The audio world is full of myths. Higher numbers makes most people believe something is better. Great audio myth stories can be found at head-fi.org/t/486598/testing-audiophile-claims-and-myths

I have often stated that I love guitar amp simulator plugins. A lot of people don’t eat that. Even when I ask them to do a listening test online. It feels as if they are scared for reality. Ignoring to experience it themselves. They ignore finding their own truth by believing the story of others. Something they have read and continue believing it.

This week I learned that The Legend sounds just as nice as a real Minimoog Model D but adds a few extra things a real analog Minimoog can’t do.

At first I wasn’t sure that this plugins sounds better than the real deal, but when a Reason user compared it to his true analog Moog Sub 37 I couldn’t ignore that The Legend sounded so much better than hardware, than a true analog Moog synth.

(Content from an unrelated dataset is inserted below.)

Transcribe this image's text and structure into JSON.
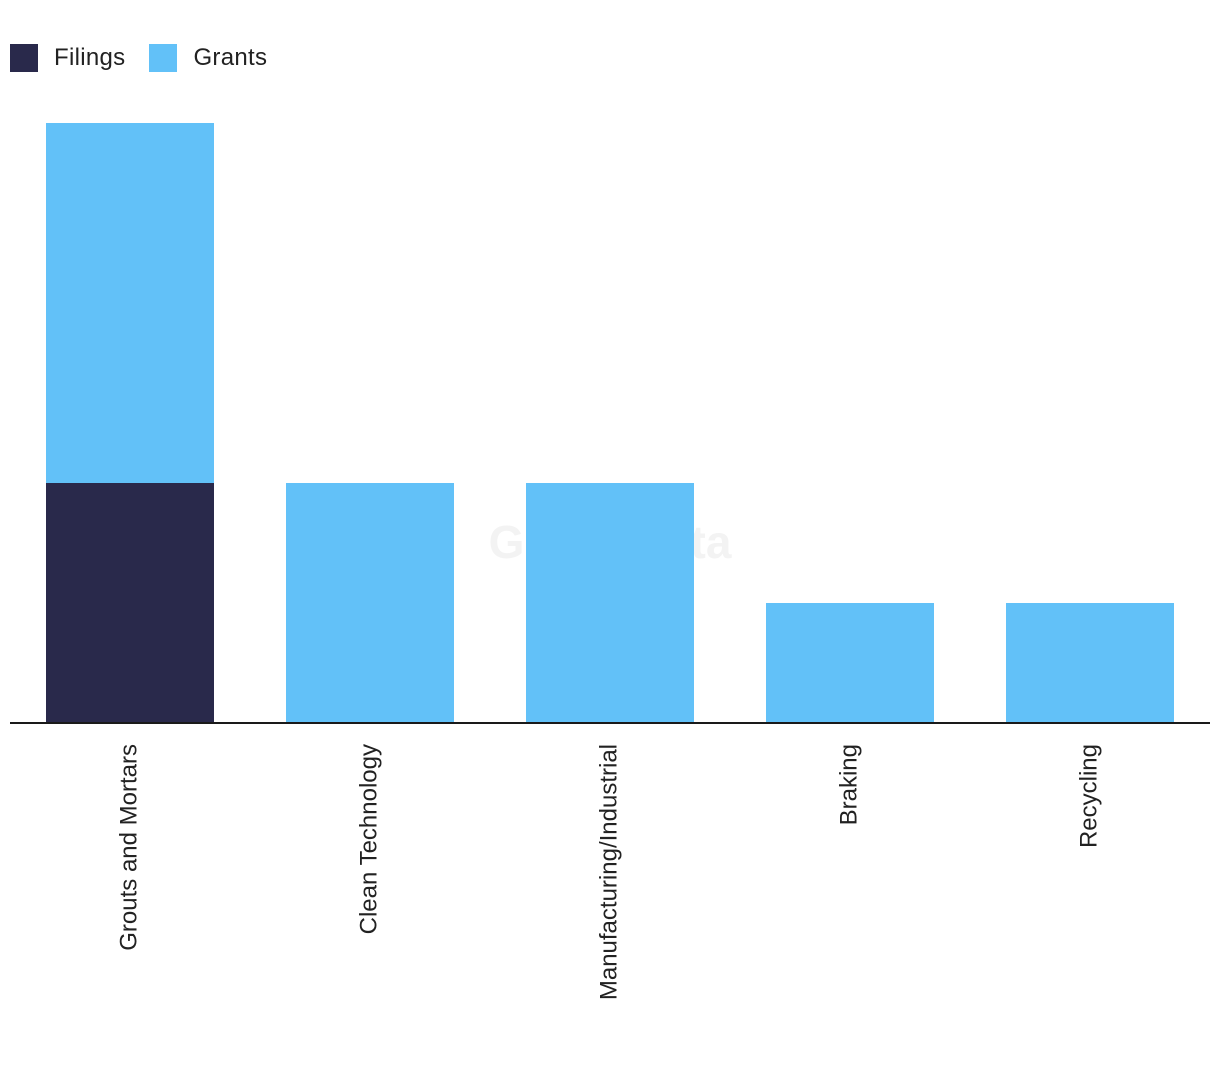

Check:

Beyond mistakes

But what sounds better is relative. When Hendrix started overdriving his guitar some people thought it sounded awful, some people still do. But the cool thing about art (and therefore also music) is that there ain’t no right or wrong way in creating. Some people hate voices which are a bit out of tune but I am sure Keith Richards, Bob Dylan and Tom Waits don’t give a flying fuck about that. They want to sound human. Other creators (most of them these days) are very much into artificial voices, Kanye and Frank Ocean for example. They use Auto-Tune to correct what they consider as a mistake: a human voice that drifts a bit out of tune.

If I play a C# over a C major chord some might call it a mistake. But Miles Davis wouldn’t call it a mistake or a wrong note. C# is just a note. It might make you jump from C# to C, or maybe you want to take a different road. You can do anything starting from C#. It takes a lot of experience to be able to adapt to any notes and chords. To be a free player. To be able to see all notes and chords as opportunities. To go beyond mistakes and use your experience to go into different directions.

I have studied music theory, so I can solo over complex chord changes. There’s a lot of theory going on in my brain, modal thinking for example. But there’s a drawback to that theory: it can limit my creativity. Theory is like a safety net. But to get to the next level I need to accept that there are no wrong notes. That there are no wrong chords. That music, even when improvised, is never a mistake. There’s only an opportunity to take. We do that to experience the music which lives inside of us. And therefore there really aren’t any mistakes.